Artificial Intelligence (AI) and text to image technology has boomed in the last year. With multiple tools already widely accessible to users, it’s possible to create your very own custom imagery based on any one idea and byway of simple text to image prompts. With that in mind, we wanted to test the capabilities of said models to see if we could put together a Christmas music video. Because we feel, that’s exactly what the industry needs, more; ingenuity, creative innovation and horrifyingly good Christmas music videos.
Last Christmas, we looked at ways to create our very own Christmas song using a similar approach (you can find the blog here). Based on the tech available at the time, we opted for a model called
Markov Chain, an AI tool that is able to automate text based on previous training as well as previous steps taken. So it was apparent to us that this model was perfect for song writing, and we’ll show you just how capable it really was.
The Christmas Video
So, as we already have the AI ghost writer behind this one, all we needed was some help with the visuals to try and compete with the likes of Mariah Carey this Christmas. While the current tech required for a music video (text-to-video) is currently unavailable to us, we decided that we would have to adopt the briefly mentioned text to image methodology for each of our frames.
Just as we did with the song writing, we now had to consider the existing tools that could help us create our own music video (without asking for too much help from our Creative team). With the popularity of
Dall-E and the likes of other tools on the rise, as well as the likes of
DALL-E 2 now in the mix, we wanted to explore the wide realm of text to image technology. With all things considered, it seemed obvious to go ahead and utilise a model named
Stable Diffusion. A model which facilitates for the integration of
Whisper – a bit of tech which helped recognise song lyrics to further help our text prompts which the AI requires to produce the desired imagery. This seemed the most suitable of methods, as a fundamental aspect of music video production is surely that each image produced is at least a small representation of the lyrics, right?
With the appropriate tech in place and the workflow/concept understood, the process seemed pretty straight forward, or so we had thought. With the prompt breakdown assisted by
Whisper, respective of our song lyrics created by
Markov Chain we now had the opportunity to overwrite these prompts. In doing so, overwriting such prompts to add styles and themes helped further direct the
Stable Diffusion model to create images more suiting to a Christmas audience.
A steeper learning curve than expected
“Santa Delivering Presents at Christmas”- Having thought that a simple prompt such as this one, would be exactly the sort of thing one would use to produce a respective image of the instruction. Of course we were wrong, and the results, simply horrifying. In order to get something more in the way of a John Lewis advert and less, ‘The Hills Have Eyes, Christmas Special’, we would have to reconsider our approach and possibly tweak our prompt to help the computer understand exactly what we want from it.

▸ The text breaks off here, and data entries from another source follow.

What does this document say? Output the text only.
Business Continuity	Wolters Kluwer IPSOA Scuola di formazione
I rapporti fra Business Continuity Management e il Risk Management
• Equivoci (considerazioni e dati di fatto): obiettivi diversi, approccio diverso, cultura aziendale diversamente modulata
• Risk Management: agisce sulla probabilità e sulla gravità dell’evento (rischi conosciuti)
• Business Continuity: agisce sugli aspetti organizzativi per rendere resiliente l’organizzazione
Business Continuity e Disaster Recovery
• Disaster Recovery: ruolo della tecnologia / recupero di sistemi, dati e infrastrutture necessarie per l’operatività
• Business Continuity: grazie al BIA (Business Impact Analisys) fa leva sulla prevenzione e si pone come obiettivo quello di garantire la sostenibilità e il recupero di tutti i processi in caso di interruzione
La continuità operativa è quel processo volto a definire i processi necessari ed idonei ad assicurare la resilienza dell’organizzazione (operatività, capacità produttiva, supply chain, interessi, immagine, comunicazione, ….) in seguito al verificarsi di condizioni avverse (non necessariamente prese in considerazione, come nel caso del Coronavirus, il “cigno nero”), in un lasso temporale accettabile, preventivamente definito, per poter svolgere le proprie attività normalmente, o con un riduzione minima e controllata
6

Without a real understanding of the tech being used and it’s capabilities, this is what we can expect. The AI doesn’t deal with human faces nor does it stitch together realistic/life like images very well. There are a number of limitations to text to image technology, most of which can be overcome with more accurate prompting or the use of styles and themes which are less complex.
“[A Watercolor Image of Santa Clause Delivering Presents], [In the style of Peter Rabbit]” – So, we thought it best to take some time to better understand prompt engineering, and we had found that anything left unsaid inside of a prompt will surprise you, and there is no predicting whether it will be pleasant either. Here, we add “[A what doing what, in what style]” to further communicate with our model in a more computerised language format. Which makes sense, given that we(humans) are asking a model(a computer) to execute a humanly conceptual task using human language. We also opted for a more simplistic idea and basic theme prompt to help assist the model produce a clearer image, and here’s how it went in comparison to the first image.
We had eventually found a way to be more precise to our model, which helped us to receive much more bespoke imagery in return. However, we could not ignore that the creative spark and artistic control that one has during music video production was lacking. After all, most of the control is at the hands of the model, with us relying on its previous training to be fully comprehensive. We personally, do not see AI models such as these to be a reliable outsource solution for Creative studios or Design teams just yet, unless of course you are aiming for an end product with a bit of a, quirk?
Our real aim here, was not just to SHARE Happiness at Christmas, but to test the capabilities of AI in a creative domain, with a specific brief and request to produce a Christmas music video. We’ll leave the decision as to whether we met that request sufficiently, up to you. For now, Merry Christmas from everyone at SHARE Creative, and we hope you enjoy the slightly creepy visuals we have put together, along with the wonderfully written ‘SHARE Happiness (At Christmas)’ – with music by the brilliant Groove Machine Ltd.